I’m using lesson 1 code to run with my data.
In lesson 1, in the train folders, we had about 11’500 cats and 11’500 dogs pictures, and no “others” pictures.
My data is a bit different:
- i have 3 categories: Neutral, Up, Down
- my data is about 99% neutral and the rest is split 50/50 between Up and Down (hence the needle in a hay stack title)
When i run lesson 1 code, i get excellent accuracy, 99.14%, but when i look at the confusion matrix, the model only catches the neutral images, then Up and Down are also classified as Neutral.
How can i solve this ? The point is not to recognize only neutral images but especially Up and Down.
Is the only way to go about this is to try to have more data Up and Down ? I read about data augmentation, but my images are charts, i cannot rotate them, i cannot zoom them in or out.
Put more importance in the training process on correct classification on Up and Down. The hackiest way to do this is to just duplicate the images in Up and Down in proportion to how important their classification is. A less hacky way would be to have your data loader pull a higher proportion of images from Up and Down then Neutral. Or to assign an ‘importance weight’ to each observation whereby a misclassification of Up and Down is penalized more. Finally, there are more sophisticated techniques such as SMOTE that you could look up.
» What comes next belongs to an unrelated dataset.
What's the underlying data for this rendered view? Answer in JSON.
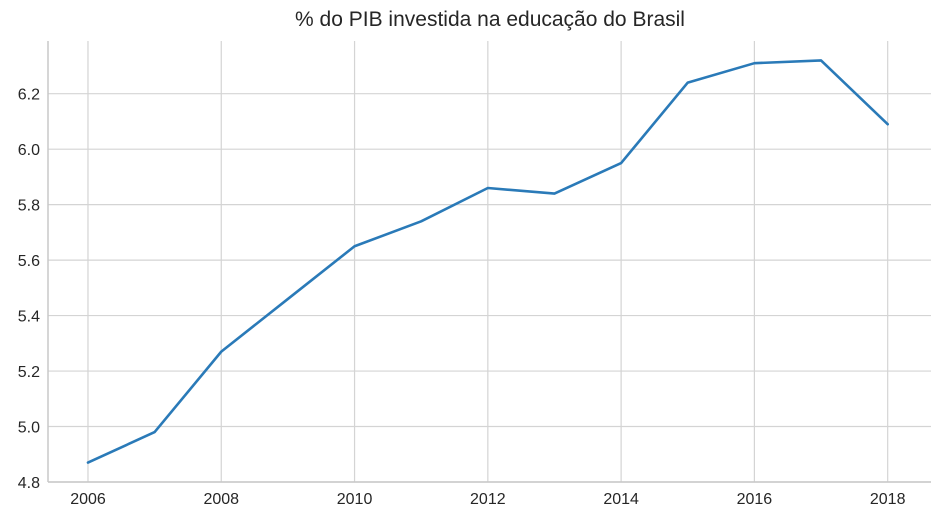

This is an example of class imbalance. I wrote a small notebook on this here https://github.com/TheShadow29/FAI-notes/blob/master/notebooks/Using-Sampler-For-Class-Imbalance.ipynb which uses sampler to combat this.
The easiest way is to take same proportion of neutral, positive, negative samples. That is throw away 98% of neutral examples
thanks for the quick replies guys, i’ll start with the easy way and discard the neutrals and duplicate some Ups and Downs to reduce the imbalance.
A third option is to not change the data that you have but to make sure each mini batch has the same number of examples from each class.
@Hugues1965 and what about your results? Does the confusion matrix now looks good, after discarding neutrals?
The confusion matrix has improved, it now predicts some of the Up and Down pics properly, although the accuracy is only 0.25 currently, so i have more work to do.
I found a way to increase the number of new Ups and Downs, currently i had below 800 for each, i should be able to get upwards from 3’000, by changing the way i create my data, that should improve my accuracy.